In Chap. 2, the classical theories and concepts of tortuosity (starting with the Carman-Kozeny equations), as well as the underlying definitions for the most important tortuosity types are presented in a chronological (historical) order. At the end of Chap. 2, a new classification-scheme is introduced together with a systematic tortuosity-nomenclature. Three main categories are distinguished: direct geometric tortuosities, indirect physics-based tortuosities and mixed (i.e., geometric and physics-based) tortuosities. This classification may help to avoid confusion in future debates.

In Chap. 3, empirical data from literature is collected and compared. The collection includes more than 2000 data-points (i.e., tortuosity-porosity-couples) from 70 studies in various fields such as geology, battery and fuel cell research. Thereby, experimental approaches are considered as well as investigations that are based on computational modeling and simulation. The collection of literature data represents the basis for an empirical description, which shows how tortuosity varies for different types of materials and microstructures.

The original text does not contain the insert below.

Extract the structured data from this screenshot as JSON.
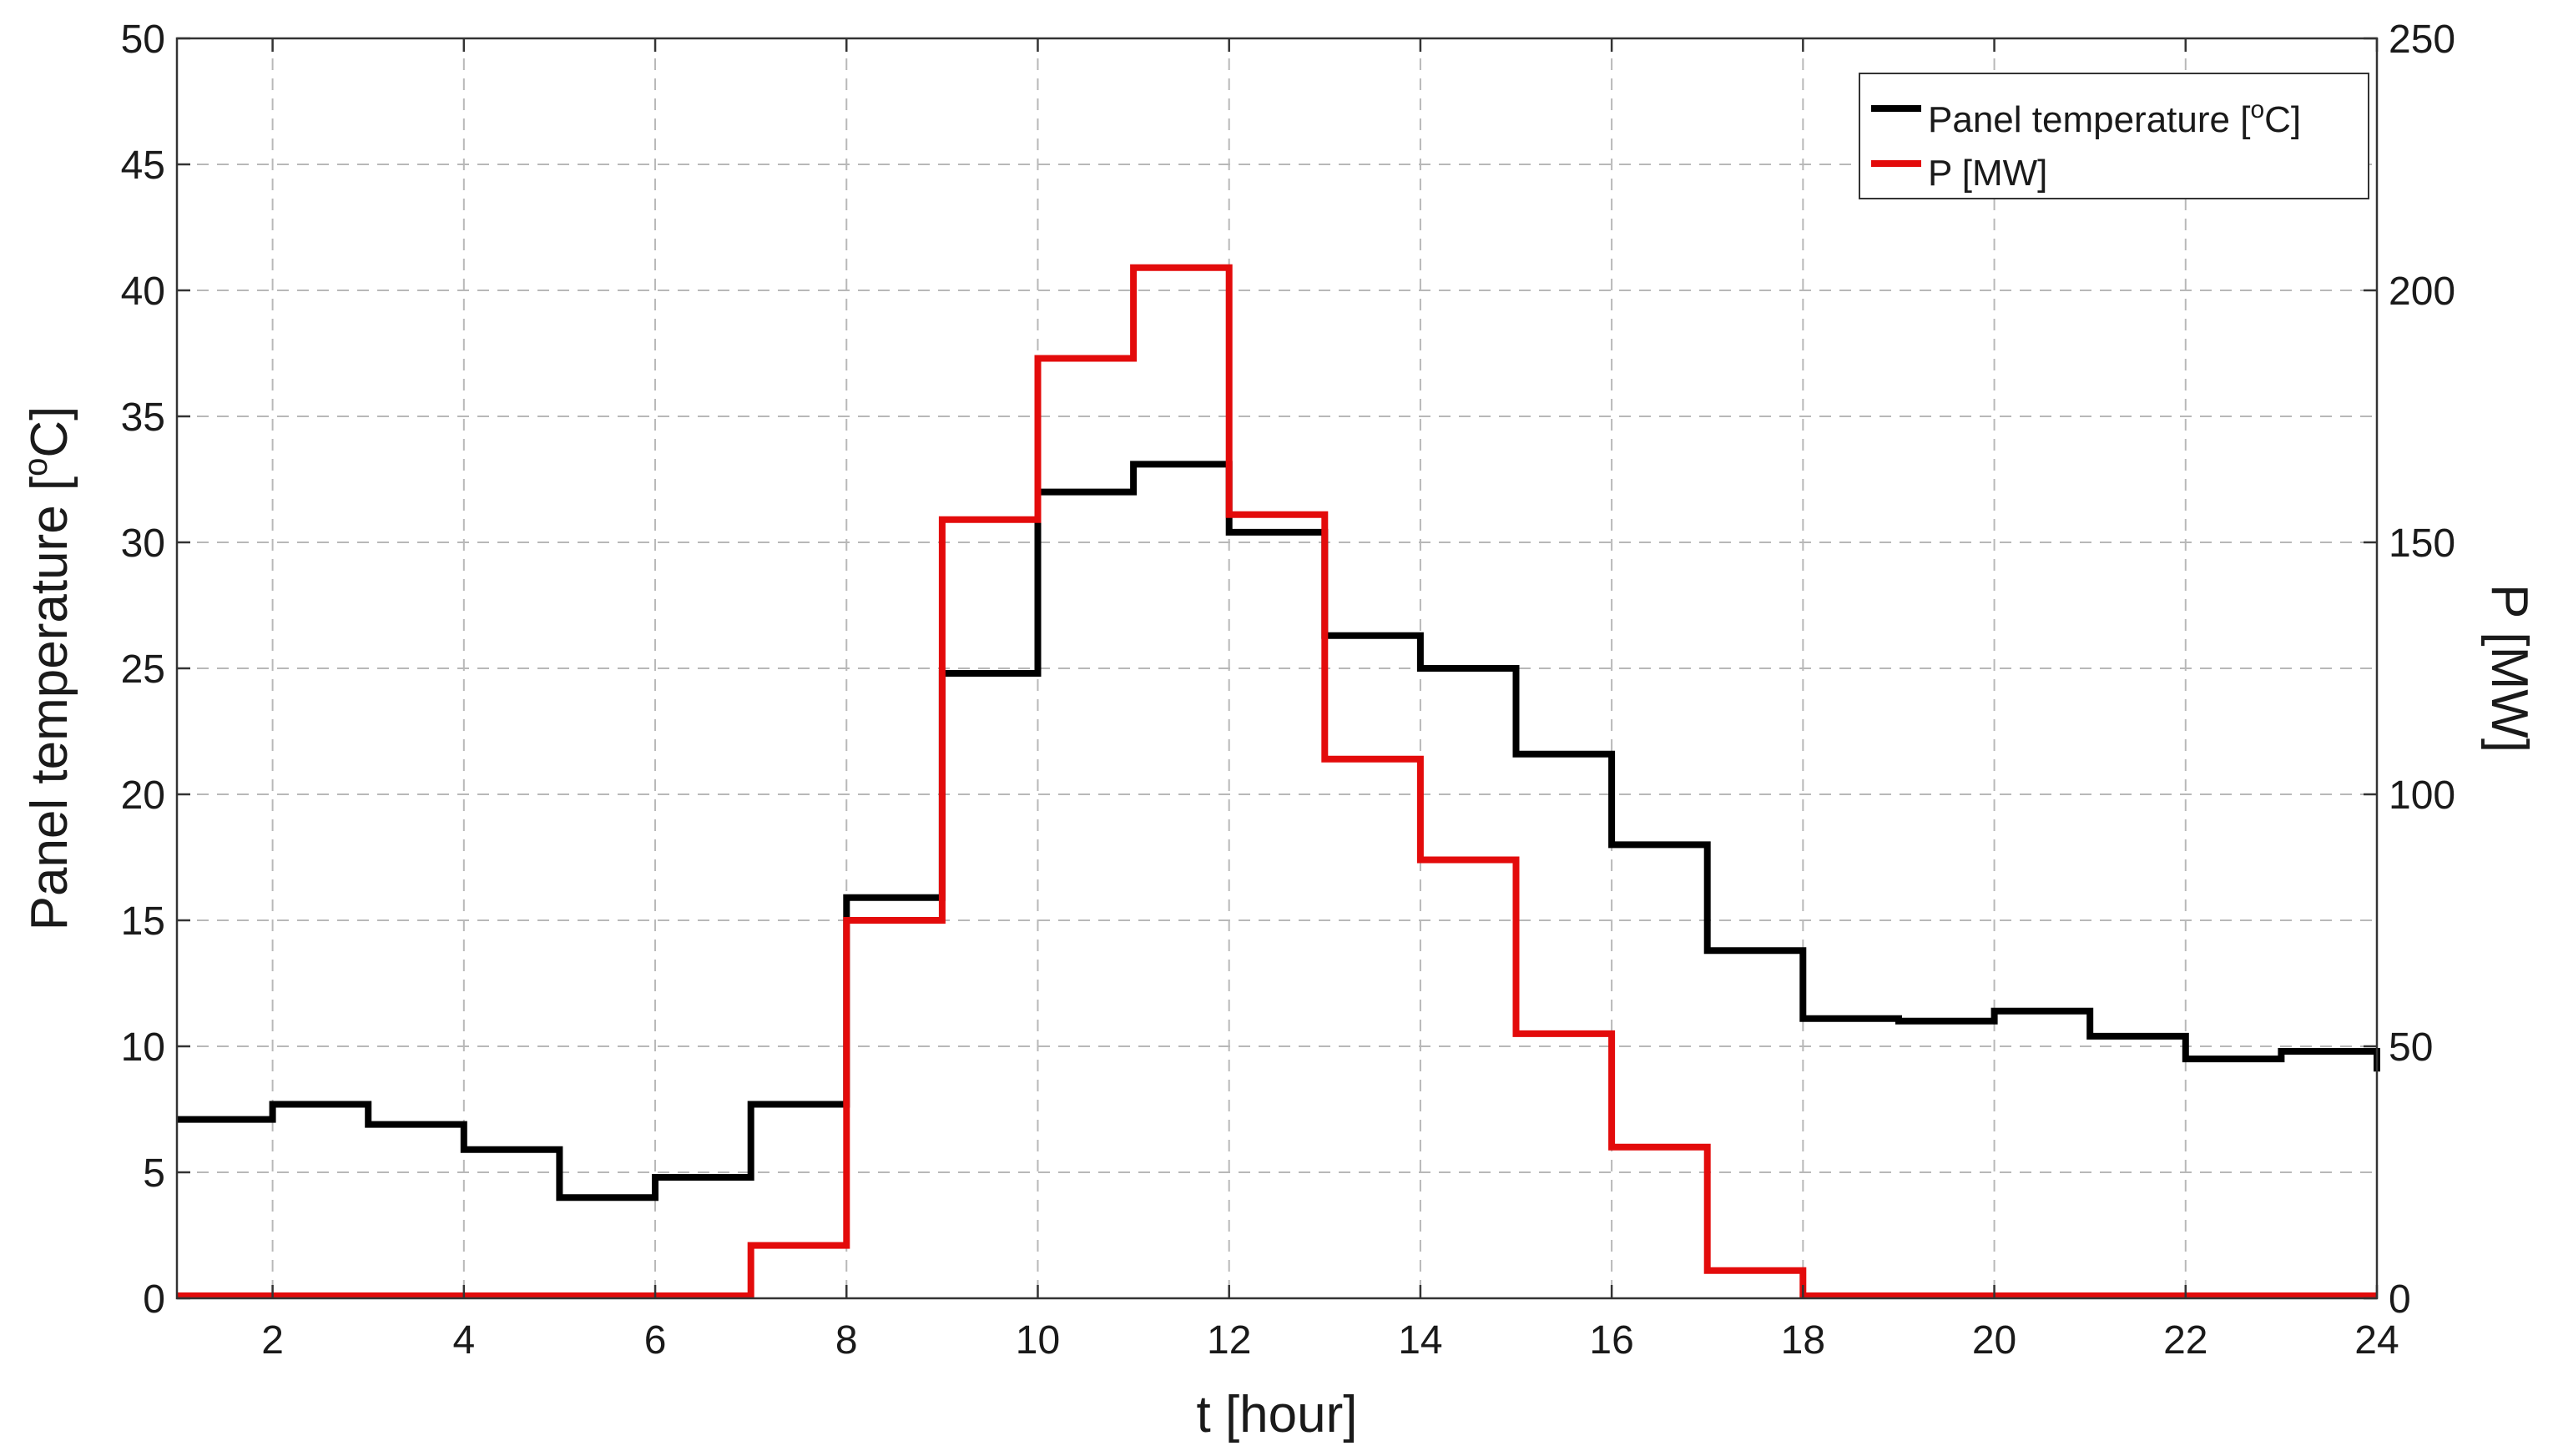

Furthermore, in many of these studies different types of tortuosities are measured for the same materials. These datasets enable to define a relative order among the different tortuosity types. More precisely, it turns out that for a given material, the values of certain types of tortuosities tend to be systematically lower than the values of other tortuosity types. This comparison of different tortuosity types results in a surprisingly clear and consistent pattern.

In Chap. 4, modern methods for microstructure characterization and associated calculation approaches for tortuosity are reviewed. Chapter 4 is structured according to the workflow, which is typical for this kind of microstructure characterization. First, an overview of modern tomography methods is presented with a special emphasis on recent innovations and on current trends. Subsequently, calculation approaches by image analysis and by transport simulation are discussed for all three tortuosity categories: direct geometric, indirect physics-based and mixed tortuosities. In addition, an extensive list with available software packages for image processing, which include codes for the computation of specific tortuosity types, is presented. Finally, modern methods of stochastic geometry used for virtual materials testing are discussed in context with their applications in Digital Materials Design (DMD) and Digital Rock Physics (DRP), which are all strongly associated with the investigation of tortuosity.

In Chap. 5, it is discussed how the recent progress in tomography, 3D image analysis, microstructure modeling and virtual materials testing can be used for a thorough understanding of microstructure-property relationships. Based on modern 3D characterization techniques, the effects from tortuous pathways can now be distinguished from other microstructure effects, such as the limitations arising from narrow bottlenecks and from the friction at pore walls. New morphological descriptors were introduced for the bottleneck effect (i.e., constrictivity), for the wall friction effect (i.e., hydraulic radius) and also for the path length effect (i.e., tortuosity). Consequently, new formulas describing the complex relationships between microstructure and effective transport properties have been established recently. The evolution of morphological descriptors and associated formulas describing the micro–macro relationships are reviewed in Chap. 5. For porous media with random microstructures, these new formulas have a higher prediction power compared to traditional equations from the literature, such as e.g., the Carman-Kozeny equation for viscous flow.

Finally, a summary and conclusions are presented in Chap. 6.